Elle s'appelle Rebecca Black. Elle a 13 ans et toutes ses dents. Il y a un mois, personne ne savait qui elle était. Aujourd'hui, elle est ce qu'on appelle la sensation virale de l'heure. Aujourd'hui, Rebecca et sa chanson Friday trônent au sommet du palmarès de YouTube après avoir enregistré 43 millions de clics. Quarante-trois millions!

Tout cela grâce à un vidéoclip payé par ses parents et réalisé par une petite entreprise qui se spécialise dans le clip à compte d'auteur pour gosses de riches. ABC l'a invitée sur le plateau de Good Morning America à raconter son histoire puis à chanter sa chanson. Bref, Rebecca vit une sorte de conte de fées à une nuance près: si sa chanson a été cliquée autant de fois, c'est d'abord et avant tout par dérision. La vaste majorité des internautes qui ont relayé sa chanson l'ont fait parce que, selon eux, ce n'est pas seulement la pire chanson de l'année, c'est la pire chanson du monde. Or, même s'ils n'ont pas entièrement raison, ils n'ont pas entièrement tort non plus. Comment en effet trouver une quelconque valeur artistique à une chanson qui commence par: 7h, faut que je me réveille, faut que je sois fraîche, faut que je descende, faut que j'aie mon bol, faut que je mange mes céréales.... Plus loin, en apercevant ses amis qui roulent en voiture, l'interrogation poétique de Rebecca se résume à savoir où s'assoir: banquette avant ou arrière? Finalement, dans une sorte de finale à la gloire du week-end, elle chante: aujourd'hui, c'est vendredi, vendredi. Demain, c'est samedi. Et après-demain, ça sera dimanche.

Si au moins il y avait une once d'humour ou d'ironie dans la chanson, on pourrait applaudir l'audace de son absurdité. Mais non, tout cela est sérieux, pour ne pas dire sérieusement débile.

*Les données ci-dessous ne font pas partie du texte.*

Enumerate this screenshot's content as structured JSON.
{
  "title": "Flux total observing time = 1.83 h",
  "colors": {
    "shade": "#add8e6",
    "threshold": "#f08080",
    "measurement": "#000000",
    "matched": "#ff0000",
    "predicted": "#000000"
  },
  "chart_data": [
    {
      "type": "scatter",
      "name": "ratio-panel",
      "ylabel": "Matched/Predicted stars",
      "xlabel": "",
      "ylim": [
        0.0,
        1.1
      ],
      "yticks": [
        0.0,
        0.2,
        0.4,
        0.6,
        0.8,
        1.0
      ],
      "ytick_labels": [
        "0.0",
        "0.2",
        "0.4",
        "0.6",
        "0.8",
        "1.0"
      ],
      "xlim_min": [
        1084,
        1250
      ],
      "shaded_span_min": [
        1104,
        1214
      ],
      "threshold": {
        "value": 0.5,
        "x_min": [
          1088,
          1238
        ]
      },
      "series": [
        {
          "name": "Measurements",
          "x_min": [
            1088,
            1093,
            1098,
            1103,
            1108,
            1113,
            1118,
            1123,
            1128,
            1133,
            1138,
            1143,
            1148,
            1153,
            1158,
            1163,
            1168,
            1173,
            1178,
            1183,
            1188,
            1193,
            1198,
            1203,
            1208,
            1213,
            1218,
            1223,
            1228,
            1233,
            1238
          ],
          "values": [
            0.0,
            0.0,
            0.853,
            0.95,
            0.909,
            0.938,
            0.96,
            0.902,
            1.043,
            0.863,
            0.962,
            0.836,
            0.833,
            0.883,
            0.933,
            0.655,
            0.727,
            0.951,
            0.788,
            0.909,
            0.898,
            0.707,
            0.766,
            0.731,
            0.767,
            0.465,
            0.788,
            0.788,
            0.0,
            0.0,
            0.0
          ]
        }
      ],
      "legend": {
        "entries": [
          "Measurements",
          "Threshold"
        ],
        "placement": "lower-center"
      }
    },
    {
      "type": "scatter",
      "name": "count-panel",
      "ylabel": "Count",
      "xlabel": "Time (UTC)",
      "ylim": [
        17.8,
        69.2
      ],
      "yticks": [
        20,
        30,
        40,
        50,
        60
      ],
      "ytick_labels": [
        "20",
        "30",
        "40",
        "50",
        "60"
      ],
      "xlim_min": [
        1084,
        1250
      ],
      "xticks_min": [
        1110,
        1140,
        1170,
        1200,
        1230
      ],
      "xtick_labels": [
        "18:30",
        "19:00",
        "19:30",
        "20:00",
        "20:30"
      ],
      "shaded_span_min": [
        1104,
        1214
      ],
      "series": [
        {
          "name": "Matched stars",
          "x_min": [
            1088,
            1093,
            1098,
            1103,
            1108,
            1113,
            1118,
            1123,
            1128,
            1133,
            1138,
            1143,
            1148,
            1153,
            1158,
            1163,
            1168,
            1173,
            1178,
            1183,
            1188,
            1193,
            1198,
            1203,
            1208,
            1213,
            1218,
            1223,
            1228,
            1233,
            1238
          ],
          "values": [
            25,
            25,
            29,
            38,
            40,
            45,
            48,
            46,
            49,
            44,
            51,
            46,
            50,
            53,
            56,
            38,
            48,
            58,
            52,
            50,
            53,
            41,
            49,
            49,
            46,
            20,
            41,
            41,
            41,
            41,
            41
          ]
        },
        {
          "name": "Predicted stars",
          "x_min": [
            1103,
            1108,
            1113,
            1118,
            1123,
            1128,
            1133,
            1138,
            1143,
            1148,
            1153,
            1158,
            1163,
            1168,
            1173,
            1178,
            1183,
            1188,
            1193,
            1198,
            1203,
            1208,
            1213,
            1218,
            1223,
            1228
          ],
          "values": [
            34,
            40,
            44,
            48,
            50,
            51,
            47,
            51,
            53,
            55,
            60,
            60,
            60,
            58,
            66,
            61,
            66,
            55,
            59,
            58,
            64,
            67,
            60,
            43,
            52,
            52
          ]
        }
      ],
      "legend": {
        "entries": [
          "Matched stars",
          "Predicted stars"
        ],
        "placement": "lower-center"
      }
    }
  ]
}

L'entreprise qui a produit ce bijou de nullité s'appelle Ark Music Factory. Elle est située à Los Angeles, ville où toutes les petites filles riches rêvent de devenir Miley Cyrus. Pour 2000$, la société fournit paroles, musiques, console d'enregistrement et équipe de tournage pour le vidéoclip. Le site de l'entreprise présente d'ailleurs ses autres futures vedettes qui s'appellent Abby, Alana ou Madison et sont âgées de 9 à 16 ans. La plupart chantent mieux que Rebecca Black et semblent avoir plus de goût en matière de chanson. Pourtant, elles sont passées sous le radar et n'ont pas réussi à se faire remarquer, preuve que ce n'est plus le talent, mais l'absence de talent qui est en train de devenir une vertu, sinon un facteur de reconnaissance. Du moins sur le web qui semble être de plus en plus fréquenté par des gens qui ont épuisé leurs facultés d'empathie et d'émerveillement.

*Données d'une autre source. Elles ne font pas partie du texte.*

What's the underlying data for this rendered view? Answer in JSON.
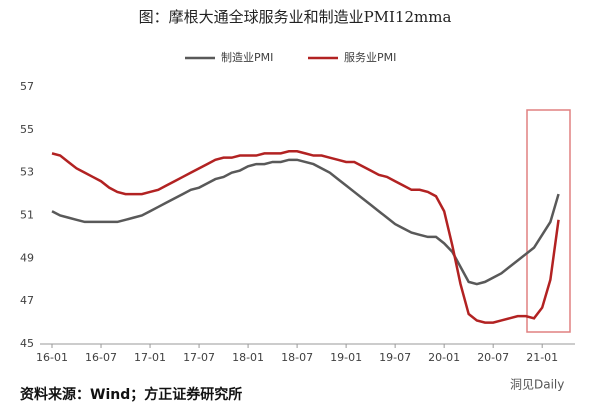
{
  "chart_data": {
    "type": "line",
    "title": "图：摩根大通全球服务业和制造业PMI12mma",
    "categories": [
      "16-01",
      null,
      null,
      null,
      null,
      null,
      "16-07",
      null,
      null,
      null,
      null,
      null,
      "17-01",
      null,
      null,
      null,
      null,
      null,
      "17-07",
      null,
      null,
      null,
      null,
      null,
      "18-01",
      null,
      null,
      null,
      null,
      null,
      "18-07",
      null,
      null,
      null,
      null,
      null,
      "19-01",
      null,
      null,
      null,
      null,
      null,
      "19-07",
      null,
      null,
      null,
      null,
      null,
      "20-01",
      null,
      null,
      null,
      null,
      null,
      "20-07",
      null,
      null,
      null,
      null,
      null,
      "21-01",
      null,
      null
    ],
    "series": [
      {
        "name": "制造业PMI",
        "color": "#595959",
        "values": [
          51.2,
          51.0,
          50.9,
          50.8,
          50.7,
          50.7,
          50.7,
          50.7,
          50.7,
          50.8,
          50.9,
          51.0,
          51.2,
          51.4,
          51.6,
          51.8,
          52.0,
          52.2,
          52.3,
          52.5,
          52.7,
          52.8,
          53.0,
          53.1,
          53.3,
          53.4,
          53.4,
          53.5,
          53.5,
          53.6,
          53.6,
          53.5,
          53.4,
          53.2,
          53.0,
          52.7,
          52.4,
          52.1,
          51.8,
          51.5,
          51.2,
          50.9,
          50.6,
          50.4,
          50.2,
          50.1,
          50.0,
          50.0,
          49.7,
          49.3,
          48.6,
          47.9,
          47.8,
          47.9,
          48.1,
          48.3,
          48.6,
          48.9,
          49.2,
          49.5,
          50.1,
          50.7,
          52.0
        ]
      },
      {
        "name": "服务业PMI",
        "color": "#b22222",
        "values": [
          53.9,
          53.8,
          53.5,
          53.2,
          53.0,
          52.8,
          52.6,
          52.3,
          52.1,
          52.0,
          52.0,
          52.0,
          52.1,
          52.2,
          52.4,
          52.6,
          52.8,
          53.0,
          53.2,
          53.4,
          53.6,
          53.7,
          53.7,
          53.8,
          53.8,
          53.8,
          53.9,
          53.9,
          53.9,
          54.0,
          54.0,
          53.9,
          53.8,
          53.8,
          53.7,
          53.6,
          53.5,
          53.5,
          53.3,
          53.1,
          52.9,
          52.8,
          52.6,
          52.4,
          52.2,
          52.2,
          52.1,
          51.9,
          51.2,
          49.6,
          47.8,
          46.4,
          46.1,
          46.0,
          46.0,
          46.1,
          46.2,
          46.3,
          46.3,
          46.2,
          46.7,
          48.0,
          50.8
        ]
      }
    ],
    "ylim": [
      45,
      57
    ],
    "yticks": [
      45,
      47,
      49,
      51,
      53,
      55,
      57
    ],
    "grid": false,
    "source": "资料来源：Wind；方正证券研究所",
    "watermark": "洞见Daily"
  }
}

C'est l'aspect le plus déplorable du web et de sa communication virale qui, dans un cas comme celui-ci, vire carrément à la cruauté, à l'humiliation publique, à l'insulte et à la diffamation.

Rebecca Black a beau avoir ses fans, elle a surtout une armée de détracteurs qui ne se gênent pas pour dire tout le mal qu'ils pensent d'elle. Quant aux plus tordus et frustrés d'entre eux, ils n'hésitent pas à souhaiter publiquement sa mort. C'est du moins ce qu'elle a confié à la journaliste d'ABC. Et ça vous fait de la peine? lui a demandé cette dernière. Rebecca a répondu oui, comme de raison, avant de se rabattre sur ceux qui l'aiment et qui lui disent qu'elle a changé leur vie, ce qui n'est guère plus brillant.

Certains prédisent que Rebecca va devenir la Justin Bieber féminine. J'en doute. À mon avis, après avoir connu ses 15 minutes - et ses 43 millions de clics - de gloire, Rebecca va retourner à son anonymat. Elle sera probablement remplacée par une plus jeune, une plus folle et une plus poche, qui fera se bidonner les bougalous. On connaît la chanson et, malheureusement, elle ne s'améliore pas avec le temps.